We’re all shocked by the tragic loss of life and the suffering caused in the short and medium term, but what will the world (particularly the manufacturing world) look like post COVID-19? What lessons can those of us in manufacturing and supply chain take from what has been happening?
There are numerous unexpected consequences of the coronavirus, and there will be more…
Last week, stock markets around the world suffered their worst falls since the global financial crisis of 2008, as investors started to see the potential financial impact of the outbreak. Many indexes, including those in the US, lost more than 10% of their value. So far, more than 220 US publicly traded companies have reported an impact on their supply or production.
Countries around the world are taking serious measures to stop, or at least slow, the spread of the virus, including cancelling or banning large gatherings, like trade shows, live entertainment, or sporting events.
The aviation industry is taking a big hit, with many routes already cancelled and many more likely on the way. Those that remain in use are seeing less demand. China reportedly has less air traffic than Portugal right now. One wonders how prepared airlines are to weather this storm. The cruise ship market has also taken a big hit in the recent weeks. Many people are cancelling travel plans for business and leisure, leaving routes underutilized and hotels with lower-than-expected occupancy rates. Attractions in some affected locations, like Milan, Italy are closed, with an obvious impact on tourist dollars spent overall.
As February came to an end, factory output in China was at a record low. According to Bloomberg Economics, Chinese factories were operating between 60- 70% of capacity last week. The Purchasing Manager’s Index (PMI), China’s official measure of manufacturing activity, dropped to 37.5 – it was 50 in January. Manufacturing in China depends on approximately 300M migrant workers, and it is estimated that around 100 Million are still unable to return to work from Chinese New Year due to quarantine rules.
The ‘data’ haves and have-nots
This crisis has laid bare the good, the bad, and the ugly of supply chains worldwide. I recently wrote about the need to replace outdated supply chain tools like paper/email trails, spreadsheets, and late night production update calls to overseas manufacturers. It’s like driving a Ford Model-T on a modern freeway when Teslas with ADAS (Advanced Driver Assistance Systems) are readily available.

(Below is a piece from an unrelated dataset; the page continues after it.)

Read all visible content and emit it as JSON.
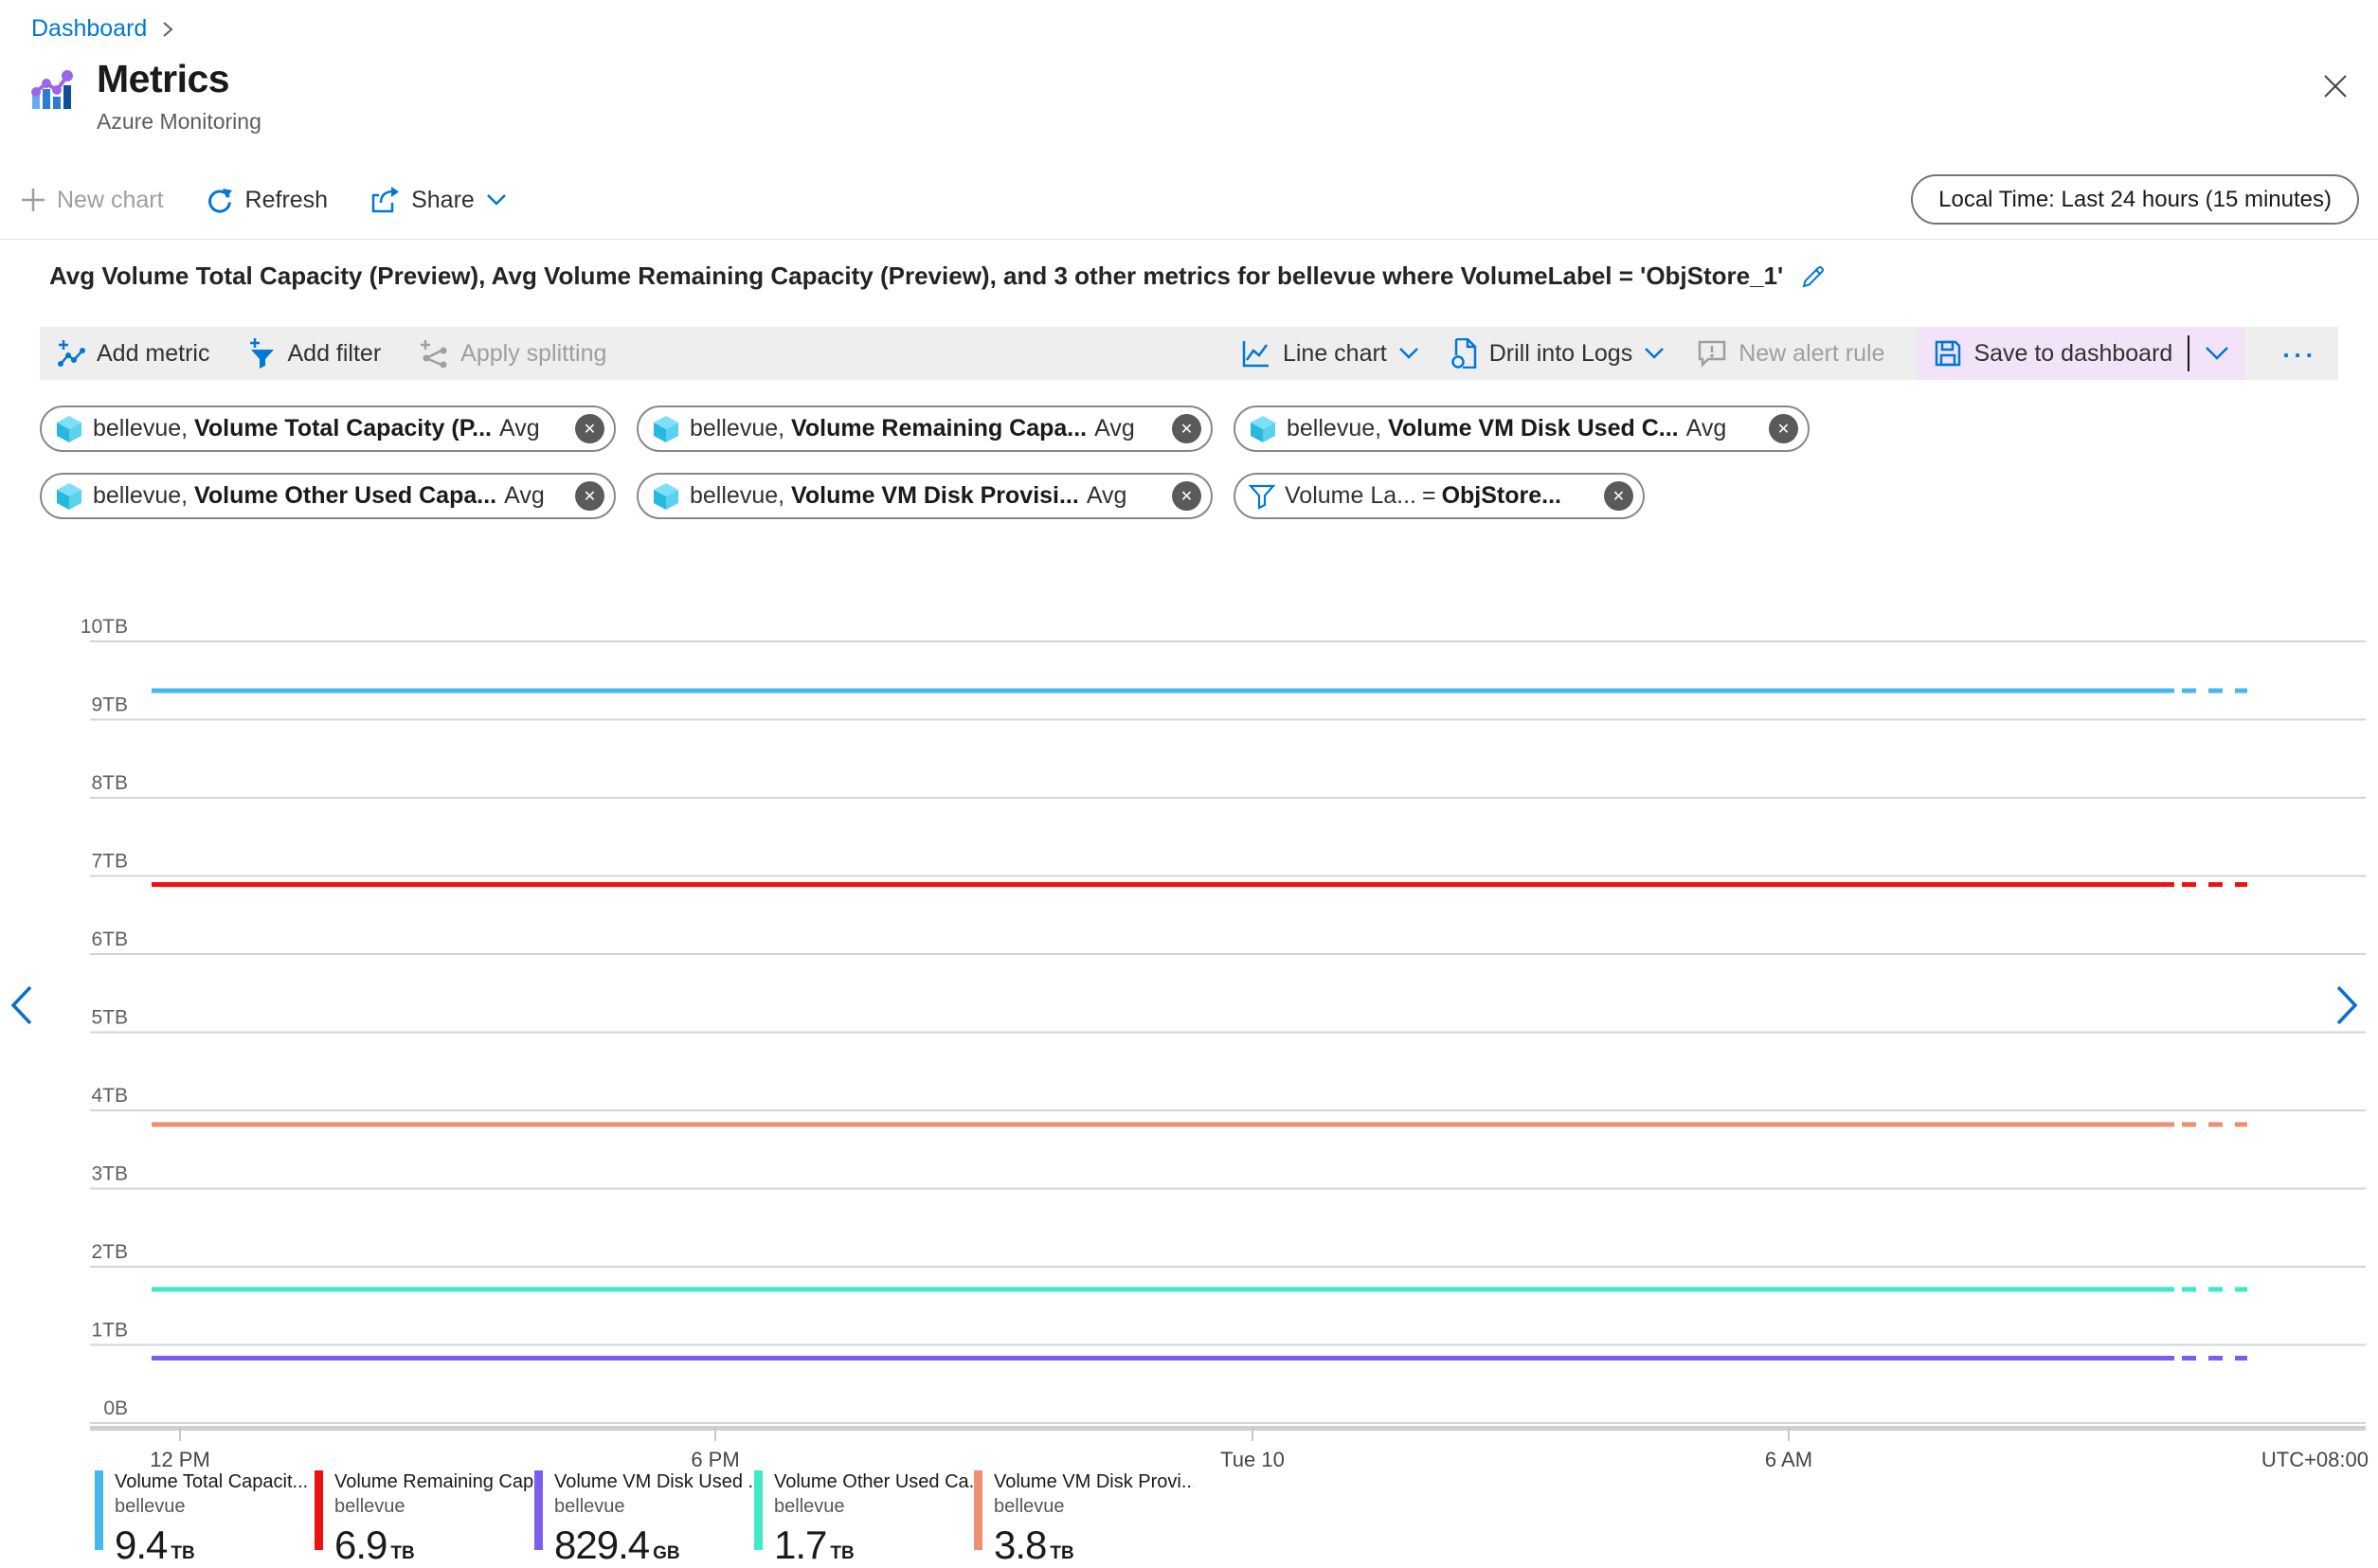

Moving towards the autonomous, self-driving supply chain
So, what should post COVID-19 supply chains look like, and what are the barriers to getting to a solution that fully leverages the best ingredient technologies available today and tomorrow?
Continuing the analogy of the self-driving car and the evolution of ADAS, we are in the early stages of the evolution of the supply chain into an intelligent system that’s quick-to-react to any unexpected disruption. We are barely at the ABS (Anti-lock Braking System) stage, let alone adaptive cruise control, lane assist, and the other latest automated technologies available, of building an intelligent ecosystem – but we are well on the way.

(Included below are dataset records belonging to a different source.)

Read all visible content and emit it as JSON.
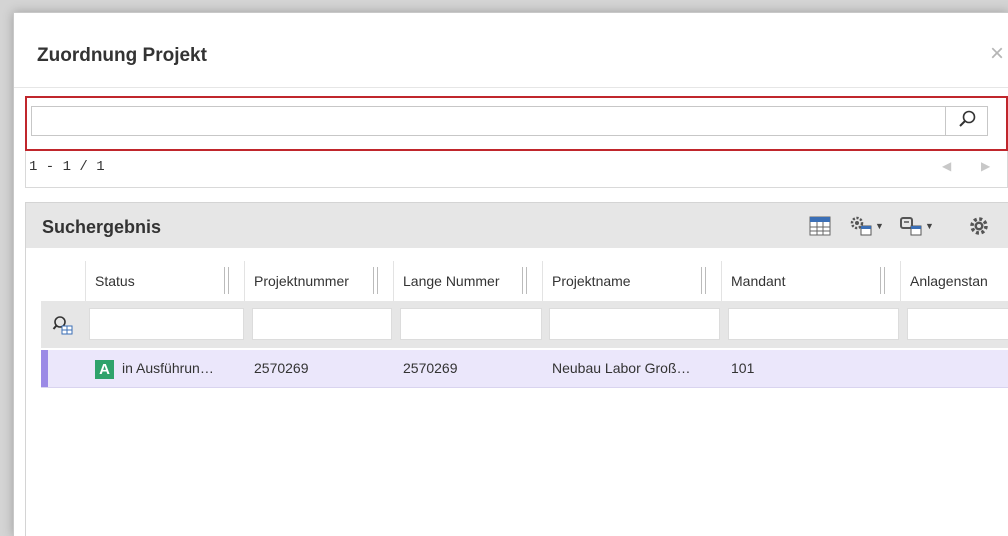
{
  "dialog": {
    "title": "Zuordnung Projekt",
    "close_glyph": "×"
  },
  "search": {
    "value": "",
    "placeholder": ""
  },
  "pager": {
    "range_text": "1 - 1 / 1",
    "prev_glyph": "◀",
    "next_glyph": "▶"
  },
  "results": {
    "title": "Suchergebnis",
    "columns": [
      "Status",
      "Projektnummer",
      "Lange Nummer",
      "Projektname",
      "Mandant",
      "Anlagenstan"
    ],
    "rows": [
      {
        "status_badge": "A",
        "status": "in Ausführun…",
        "projektnummer": "2570269",
        "lange_nummer": "2570269",
        "projektname": "Neubau Labor Groß…",
        "mandant": "101",
        "anlagenstand": ""
      }
    ]
  },
  "colors": {
    "accent_red": "#c0262c",
    "selected_row": "#ebe7fb",
    "selection_bar": "#9b8ae6",
    "badge_green": "#2fa36b",
    "icon_blue": "#3b6fb6"
  }
}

Take, for example, the digital twin. This virtual version of a product, process, or system is already in regular use in the auto sport world. Formula 1 teams use digital twins of car running on digital twins of race circuits to predict outcomes with different variables like weather, car set up, and driving style. That way, they can prepare for unexpected disruptions, like storms or crash damage. The digital twin is updated using sensors on the car sending data in real time. Predictive analysis and artificial intelligence combine to make faster, better decision that result in improved outcomes.
In the automotive world, there are six recognized levels of automation, ranging from Level 0 (with no automation) to Level 5, where driving requires no human intervention. In the supply chain world, we’re mostly at level zero, with some supply chain managers using data and its resulting intelligence to get to Level 1, the assisted supply chain.

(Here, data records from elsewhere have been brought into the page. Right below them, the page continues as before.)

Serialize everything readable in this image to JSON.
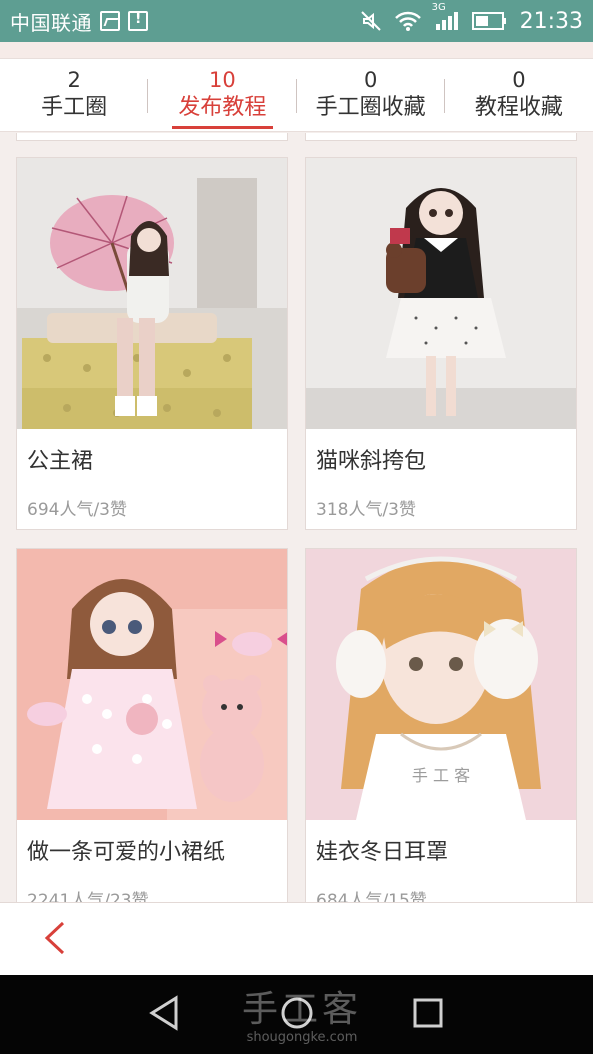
{
  "status_bar": {
    "carrier": "中国联通",
    "network": "3G",
    "time": "21:33"
  },
  "tabs": [
    {
      "count": "2",
      "label": "手工圈",
      "active": false
    },
    {
      "count": "10",
      "label": "发布教程",
      "active": true
    },
    {
      "count": "0",
      "label": "手工圈收藏",
      "active": false
    },
    {
      "count": "0",
      "label": "教程收藏",
      "active": false
    }
  ],
  "tutorials": [
    {
      "title": "公主裙",
      "stats": "694人气/3赞"
    },
    {
      "title": "猫咪斜挎包",
      "stats": "318人气/3赞"
    },
    {
      "title": "做一条可爱的小裙纸",
      "stats": "2241人气/23赞"
    },
    {
      "title": "娃衣冬日耳罩",
      "stats": "684人气/15赞"
    }
  ],
  "watermark": {
    "chinese": "手工客",
    "domain": "shougongke.com"
  },
  "colors": {
    "accent": "#d8403a",
    "status_bar": "#5e9e92",
    "background": "#f4eeec"
  }
}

Technology is available today to get to Level 2 (referred to as ‘partial automation’), and I firmly believe we can use existing solutions to get to Level 3, where we have ‘conditional automation’ of the supply chain. Indeed, much of what has happened in recent years with supply chain software and digital manufacturing platforms will help move us towards this semi-automated world. Supply chain managers will be able to make better decisions, as they will be better informed and able to run scenarios on a digital twin of their supply chain to accurately predict outcomes.
Just as the self-driving car depends on a smart environment, the self-driving supply chain depends on a connected and intelligent manufacturing ecosystem. Level 5 is a long way off – but the sooner we start the journey towards the self-driving supply chain, the sooner we will get through those earlier levels that allow us to mitigate the kind of risks we’ve recently seen and will undoubtedly see again in the future.